Combine butter and sugar in bowl. Beat at medium speed until creamy. Add egg, 1 tablespoon lemon zest and 1/2 teaspoon lime zest; continue beating until well mixed. Add flour, ginger, baking powder and salt; beat at low speed until well mixed.
Shape dough into 1 1/4-inch balls with lightly floured hands; roll in sugar. Place 1 inch apart onto ungreased cookie sheets. Flatten to 1 1/2-inch circle with bottom of glass dipped in sugar. Bake 7-10 minutes or until edges just begin to brown. Cool completely.
Combine powdered sugar, 1 teaspoon lemon zest, 1/2 teaspoon lime zest and enough lemon juice for desired spreading consistency in bowl. Spread about 1 teaspoon glaze over top of each cooled cookie; let stand until glaze is completely set.
The grated zest of one lemon or lime equals about 1 tablespoon.
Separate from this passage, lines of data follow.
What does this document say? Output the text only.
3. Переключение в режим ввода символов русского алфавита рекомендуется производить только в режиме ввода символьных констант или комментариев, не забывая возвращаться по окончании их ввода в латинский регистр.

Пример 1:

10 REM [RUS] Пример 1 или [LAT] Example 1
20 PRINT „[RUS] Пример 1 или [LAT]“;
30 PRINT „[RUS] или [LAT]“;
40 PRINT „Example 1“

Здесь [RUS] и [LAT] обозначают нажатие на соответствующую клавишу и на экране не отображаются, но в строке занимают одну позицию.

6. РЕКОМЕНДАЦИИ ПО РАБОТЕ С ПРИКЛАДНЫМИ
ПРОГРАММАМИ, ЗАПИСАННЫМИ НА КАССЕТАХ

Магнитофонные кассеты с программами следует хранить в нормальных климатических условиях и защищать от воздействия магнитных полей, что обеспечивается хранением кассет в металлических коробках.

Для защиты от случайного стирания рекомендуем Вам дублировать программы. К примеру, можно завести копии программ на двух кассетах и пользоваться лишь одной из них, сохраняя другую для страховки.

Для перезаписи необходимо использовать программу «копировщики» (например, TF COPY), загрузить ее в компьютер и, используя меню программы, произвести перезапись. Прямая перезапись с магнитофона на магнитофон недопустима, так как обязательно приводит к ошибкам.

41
Explore reviews fromour online community
I totally ramped up the citrus in this cookie -- and used all the zest from a lemon and a lime either in the cookie dough or the glaze. I can't imagine using the quantities called for in the original recipe; it would be very bland. These are a nice glazed cookie, but be sure to use lots of lemon and lime zest.
Great recipe. Everyone that tries these loves them. This will be my 4th year of making these cookies as holiday gifts.